When Congress returns from its August recess, the fireworks will come from three interrelated issues—counterterrorism, border and port security, and national security. Republicans, not coincidentally, enjoy a political advantage on all three and expect extensive media coverage of these high-profile issues to give them a much-needed political boost going into the November elections.
Though the fall session will be brief, congressional leaders hope to force votes on some or all of the following:
• One or more bills to clarify the legality of National Security Agency programs to monitor phone calls, financial transactions and other communications involving suspected terrorists and persons in the U.S.
• Legislation granting explicit approval for the military tribunals used to prosecute suspected terrorists at Guantanamo Bay. (The Supreme Court ruled in its Hamdan decision that the current system lacks proper authorization from Congress.)
• A legislative enhancement of our port security that would establish more stringent security standards for ports and authorize an additional $5.5 billion for port security needs.
• Final approval of the annual spending bills for the Pentagon and the Department of Homeland Security.
• A second attempt to confirm John Bolton as U.S. ambassador to the United Nations.
Congressional leaders may try to advance other legislative initiatives such as those relating to offshore drilling for oil and natural gas, lobby reform, the presidential line-item veto and a bill to allow small businesses to form larger groups in order to buy more affordable health insurance. Because each is controversial and would therefore prompt Democratic filibusters, none stands a realistic chance of receiving that most precious commodity—floor time. Senate Majority Leader Bill Frist (R.-Tenn.) and House Speaker Dennis Hastert (R.-Ill.) are determined to end the fall session in late September to give politically endangered Republicans six uninterrupted weeks to return to their districts and campaign.
The one exception will be the anti-terrorism agenda listed above. Republican leaders will be more than happy if their Democratic colleagues erect procedural hurdles against these efforts to fight terrorist organizations. After all, the world will be watching.
And erect them the Democrats will.
Case in point: the controversial August 17 decision by federal District Court Judge Anna Diggs Taylor that the Bush Administration’s terrorist surveillance program was unconstitutional. Taylor, an appointee of President Jimmy Carter, accepted the arguments of the lead plaintiff, the ACLU, that the program violates privacy and free speech rights, the constitutional separation of powers and the Foreign Intelligence Surveillance Act, which created special courts to assess the legality of secret surveillance within the United States.
Republicans denounced the decision. “We stop terrorists,” Speaker Hastert said, “by watching them, following them, listening in on their plans and then arresting them before they can strike.

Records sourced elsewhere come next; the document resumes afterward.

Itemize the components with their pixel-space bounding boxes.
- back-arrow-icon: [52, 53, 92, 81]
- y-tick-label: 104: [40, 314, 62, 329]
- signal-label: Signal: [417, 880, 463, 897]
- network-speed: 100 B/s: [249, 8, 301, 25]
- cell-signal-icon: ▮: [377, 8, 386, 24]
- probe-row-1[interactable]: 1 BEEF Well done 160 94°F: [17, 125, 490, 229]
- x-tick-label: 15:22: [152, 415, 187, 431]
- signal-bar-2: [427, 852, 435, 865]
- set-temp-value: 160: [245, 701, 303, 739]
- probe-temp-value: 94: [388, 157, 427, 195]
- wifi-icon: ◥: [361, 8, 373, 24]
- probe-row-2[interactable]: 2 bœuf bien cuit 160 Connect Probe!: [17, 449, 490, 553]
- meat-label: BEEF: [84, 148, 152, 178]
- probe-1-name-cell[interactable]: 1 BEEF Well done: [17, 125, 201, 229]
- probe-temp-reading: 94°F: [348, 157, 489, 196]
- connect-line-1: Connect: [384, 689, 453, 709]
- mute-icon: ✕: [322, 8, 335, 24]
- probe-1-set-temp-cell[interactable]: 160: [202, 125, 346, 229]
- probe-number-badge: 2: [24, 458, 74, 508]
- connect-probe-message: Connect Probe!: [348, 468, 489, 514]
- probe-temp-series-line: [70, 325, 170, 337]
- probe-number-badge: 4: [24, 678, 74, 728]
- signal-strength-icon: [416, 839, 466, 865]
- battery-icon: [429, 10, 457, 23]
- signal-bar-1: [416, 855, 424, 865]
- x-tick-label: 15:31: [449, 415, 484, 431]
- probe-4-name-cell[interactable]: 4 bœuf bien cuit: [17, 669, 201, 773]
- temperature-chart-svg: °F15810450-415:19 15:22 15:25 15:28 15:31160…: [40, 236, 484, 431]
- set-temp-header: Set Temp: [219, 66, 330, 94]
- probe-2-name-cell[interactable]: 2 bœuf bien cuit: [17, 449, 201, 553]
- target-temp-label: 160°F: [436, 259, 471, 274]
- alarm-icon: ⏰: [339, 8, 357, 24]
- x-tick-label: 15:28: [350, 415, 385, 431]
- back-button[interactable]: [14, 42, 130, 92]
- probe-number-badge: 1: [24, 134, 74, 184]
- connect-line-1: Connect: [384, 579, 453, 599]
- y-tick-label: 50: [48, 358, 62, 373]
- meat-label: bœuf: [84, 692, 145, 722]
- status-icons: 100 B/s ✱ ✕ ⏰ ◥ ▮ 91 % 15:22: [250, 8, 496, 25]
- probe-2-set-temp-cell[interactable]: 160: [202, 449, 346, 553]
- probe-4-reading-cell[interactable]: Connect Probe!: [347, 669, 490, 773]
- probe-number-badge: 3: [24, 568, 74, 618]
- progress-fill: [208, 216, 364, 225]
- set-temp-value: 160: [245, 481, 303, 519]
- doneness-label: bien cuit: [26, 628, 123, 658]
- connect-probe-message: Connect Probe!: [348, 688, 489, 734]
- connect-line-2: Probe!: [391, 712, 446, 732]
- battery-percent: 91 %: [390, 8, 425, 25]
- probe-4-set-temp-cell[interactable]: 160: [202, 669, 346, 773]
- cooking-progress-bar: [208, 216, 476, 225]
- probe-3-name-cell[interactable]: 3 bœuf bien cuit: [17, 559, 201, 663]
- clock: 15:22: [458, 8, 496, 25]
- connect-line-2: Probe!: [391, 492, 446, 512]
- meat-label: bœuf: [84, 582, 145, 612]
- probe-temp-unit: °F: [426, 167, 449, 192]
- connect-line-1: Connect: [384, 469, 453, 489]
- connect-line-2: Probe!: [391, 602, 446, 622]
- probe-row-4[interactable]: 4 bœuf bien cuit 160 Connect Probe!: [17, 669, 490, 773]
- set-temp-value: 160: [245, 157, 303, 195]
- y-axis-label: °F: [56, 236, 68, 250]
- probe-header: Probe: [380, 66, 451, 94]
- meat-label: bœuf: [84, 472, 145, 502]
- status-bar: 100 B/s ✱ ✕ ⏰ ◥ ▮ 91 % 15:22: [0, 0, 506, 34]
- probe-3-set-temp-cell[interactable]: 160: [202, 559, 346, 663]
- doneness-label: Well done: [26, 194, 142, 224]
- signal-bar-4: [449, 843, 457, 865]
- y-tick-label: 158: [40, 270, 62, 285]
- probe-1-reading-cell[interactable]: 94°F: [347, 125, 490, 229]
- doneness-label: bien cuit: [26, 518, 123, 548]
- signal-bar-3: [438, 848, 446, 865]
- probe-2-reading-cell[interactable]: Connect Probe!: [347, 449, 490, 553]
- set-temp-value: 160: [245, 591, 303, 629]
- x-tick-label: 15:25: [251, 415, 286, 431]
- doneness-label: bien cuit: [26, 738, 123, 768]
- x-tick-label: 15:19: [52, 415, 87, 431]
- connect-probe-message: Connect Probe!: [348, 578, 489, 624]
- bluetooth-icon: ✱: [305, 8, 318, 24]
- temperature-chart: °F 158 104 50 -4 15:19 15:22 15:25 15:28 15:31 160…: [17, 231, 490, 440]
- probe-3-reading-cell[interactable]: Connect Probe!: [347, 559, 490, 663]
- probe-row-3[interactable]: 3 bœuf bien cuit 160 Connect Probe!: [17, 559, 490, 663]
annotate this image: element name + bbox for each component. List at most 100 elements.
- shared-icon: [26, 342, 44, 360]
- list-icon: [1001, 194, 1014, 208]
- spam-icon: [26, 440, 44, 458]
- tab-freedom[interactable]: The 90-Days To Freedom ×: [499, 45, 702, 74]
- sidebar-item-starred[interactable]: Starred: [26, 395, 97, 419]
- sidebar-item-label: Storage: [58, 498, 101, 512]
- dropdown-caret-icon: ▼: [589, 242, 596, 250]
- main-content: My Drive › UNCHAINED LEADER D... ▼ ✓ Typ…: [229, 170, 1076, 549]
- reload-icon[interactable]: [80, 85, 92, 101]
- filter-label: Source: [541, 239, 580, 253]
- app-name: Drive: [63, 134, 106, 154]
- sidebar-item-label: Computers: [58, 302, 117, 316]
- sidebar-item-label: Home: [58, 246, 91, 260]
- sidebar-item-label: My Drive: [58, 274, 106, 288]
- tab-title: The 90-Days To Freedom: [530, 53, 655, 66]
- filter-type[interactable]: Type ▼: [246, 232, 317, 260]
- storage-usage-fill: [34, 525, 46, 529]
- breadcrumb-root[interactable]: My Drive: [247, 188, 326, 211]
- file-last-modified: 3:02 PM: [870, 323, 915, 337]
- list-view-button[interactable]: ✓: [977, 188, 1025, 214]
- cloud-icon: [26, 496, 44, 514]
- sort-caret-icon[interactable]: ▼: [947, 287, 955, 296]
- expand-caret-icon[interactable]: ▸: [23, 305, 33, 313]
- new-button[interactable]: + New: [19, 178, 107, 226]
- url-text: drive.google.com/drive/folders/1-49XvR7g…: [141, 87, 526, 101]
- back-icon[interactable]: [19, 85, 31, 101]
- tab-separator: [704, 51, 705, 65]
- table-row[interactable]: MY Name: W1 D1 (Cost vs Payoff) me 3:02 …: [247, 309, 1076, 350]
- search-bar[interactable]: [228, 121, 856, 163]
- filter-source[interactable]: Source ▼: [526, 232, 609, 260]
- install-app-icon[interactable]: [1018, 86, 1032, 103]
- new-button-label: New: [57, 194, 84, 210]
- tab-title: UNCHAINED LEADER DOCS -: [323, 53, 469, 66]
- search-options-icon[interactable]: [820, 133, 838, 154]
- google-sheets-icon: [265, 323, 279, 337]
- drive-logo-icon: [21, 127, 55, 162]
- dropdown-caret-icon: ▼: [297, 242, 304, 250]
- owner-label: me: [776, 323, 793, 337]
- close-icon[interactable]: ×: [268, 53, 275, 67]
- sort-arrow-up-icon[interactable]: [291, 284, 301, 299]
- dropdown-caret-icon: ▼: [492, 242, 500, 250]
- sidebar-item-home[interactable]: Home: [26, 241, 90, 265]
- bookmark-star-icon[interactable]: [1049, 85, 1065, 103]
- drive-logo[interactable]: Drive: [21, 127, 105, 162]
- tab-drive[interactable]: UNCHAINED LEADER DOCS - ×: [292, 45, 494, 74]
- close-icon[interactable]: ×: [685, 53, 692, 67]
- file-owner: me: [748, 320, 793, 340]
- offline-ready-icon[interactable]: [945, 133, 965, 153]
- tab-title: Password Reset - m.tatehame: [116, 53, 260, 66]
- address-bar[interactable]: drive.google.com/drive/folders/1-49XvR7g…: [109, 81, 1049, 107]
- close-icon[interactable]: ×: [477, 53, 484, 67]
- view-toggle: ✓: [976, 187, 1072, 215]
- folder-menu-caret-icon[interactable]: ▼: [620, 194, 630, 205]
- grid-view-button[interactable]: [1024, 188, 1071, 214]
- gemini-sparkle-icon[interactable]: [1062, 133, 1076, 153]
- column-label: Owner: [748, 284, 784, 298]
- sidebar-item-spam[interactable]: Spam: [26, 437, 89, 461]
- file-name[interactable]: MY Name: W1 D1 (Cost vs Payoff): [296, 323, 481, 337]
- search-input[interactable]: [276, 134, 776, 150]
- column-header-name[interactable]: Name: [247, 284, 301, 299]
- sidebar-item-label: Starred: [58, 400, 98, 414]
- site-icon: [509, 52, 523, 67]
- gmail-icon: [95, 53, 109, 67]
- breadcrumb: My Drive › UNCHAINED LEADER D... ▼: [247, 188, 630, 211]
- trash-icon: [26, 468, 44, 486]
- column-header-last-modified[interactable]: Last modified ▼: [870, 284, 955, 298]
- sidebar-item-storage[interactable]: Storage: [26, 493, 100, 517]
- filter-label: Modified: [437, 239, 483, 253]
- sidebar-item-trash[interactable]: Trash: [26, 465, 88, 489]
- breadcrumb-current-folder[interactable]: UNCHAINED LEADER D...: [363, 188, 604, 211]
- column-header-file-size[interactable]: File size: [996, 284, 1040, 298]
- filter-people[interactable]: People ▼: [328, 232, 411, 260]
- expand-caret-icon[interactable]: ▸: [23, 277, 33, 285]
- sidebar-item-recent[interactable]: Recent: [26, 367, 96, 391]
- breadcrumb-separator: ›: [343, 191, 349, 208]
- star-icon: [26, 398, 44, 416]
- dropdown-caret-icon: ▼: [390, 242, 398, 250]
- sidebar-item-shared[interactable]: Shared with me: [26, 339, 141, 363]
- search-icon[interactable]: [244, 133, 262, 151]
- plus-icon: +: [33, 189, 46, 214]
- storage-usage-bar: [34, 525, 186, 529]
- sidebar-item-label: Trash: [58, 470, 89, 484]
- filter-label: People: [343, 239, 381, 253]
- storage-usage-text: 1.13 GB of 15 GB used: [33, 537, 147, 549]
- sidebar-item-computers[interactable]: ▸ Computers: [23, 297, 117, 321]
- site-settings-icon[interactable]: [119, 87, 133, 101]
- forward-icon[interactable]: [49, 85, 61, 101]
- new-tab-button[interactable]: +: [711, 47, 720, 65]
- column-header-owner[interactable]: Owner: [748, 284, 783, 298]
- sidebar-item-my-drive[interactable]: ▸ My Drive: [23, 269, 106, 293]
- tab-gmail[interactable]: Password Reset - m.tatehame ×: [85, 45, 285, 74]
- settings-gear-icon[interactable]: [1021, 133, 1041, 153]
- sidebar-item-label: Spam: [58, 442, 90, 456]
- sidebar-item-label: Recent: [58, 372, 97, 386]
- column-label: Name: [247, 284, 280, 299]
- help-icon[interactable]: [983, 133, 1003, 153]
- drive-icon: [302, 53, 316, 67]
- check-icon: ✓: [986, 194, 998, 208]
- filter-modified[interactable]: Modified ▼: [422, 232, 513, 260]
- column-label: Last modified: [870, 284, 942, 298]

Our terrorist surveillance programs … saved the day by foiling the London terror plot.” House Intelligence Committee Chairman Pete Hoekstra (R.-Mich.) said: “It is disappointing that a judge would take it upon herself to disarm America during a time of war.”
Yet leading Democrats rushed to the microphones to praise Taylor’s decision. The senior Democrat on the Senate Intelligence Committee, Jay Rockefeller (D.-W.Va.), labeled the terrorist surveillance program the Bush Administration’s “tragic failure.” Senate Minority Leader Harry Reid (D.-Nev.) said the administration now must “work with the Congress to develop effective tools to defeat terrorists.” Translation: We Dems will proudly oppose initiatives that offend our civil-libertarian sensibilities.
Frist, it now appears, will grant Reid his wish and bring to the Senate floor in September the National Security Surveillance Act of 2006, authored by Senate Judiciary Chairman Arlen Specter (R.-Pa.). The bill authorizes the surveillance program and, significantly, acknowledges “the constitutional authority of the President” to conduct terrorist surveillance. Its preamble, moreover, makes a case for the program that will be hard to dispute on the campaign trail. Federal anti-terrorism investigators, it says, should have “tools at least as broad as those used by federal agents investigating domestic crimes” such as “drug conspiracies and money-laundering rings.”
However, Specter’s bill encompasses but one part of the broader anti-terrorist agenda.
Other parts of that agenda may be brought to the floor in other bills such as the Pentagon and Homeland Security spending bills, but the best floor strategy, as argued in this column last week, would be to give all of these anti-terrorism initiatives a unique identity by bundling them together into one robust legislative package. Call it Patriot Act II. There’s no better way to give the voters a single opportunity to assess the anti-terrorist agenda and judge their elected officials accordingly.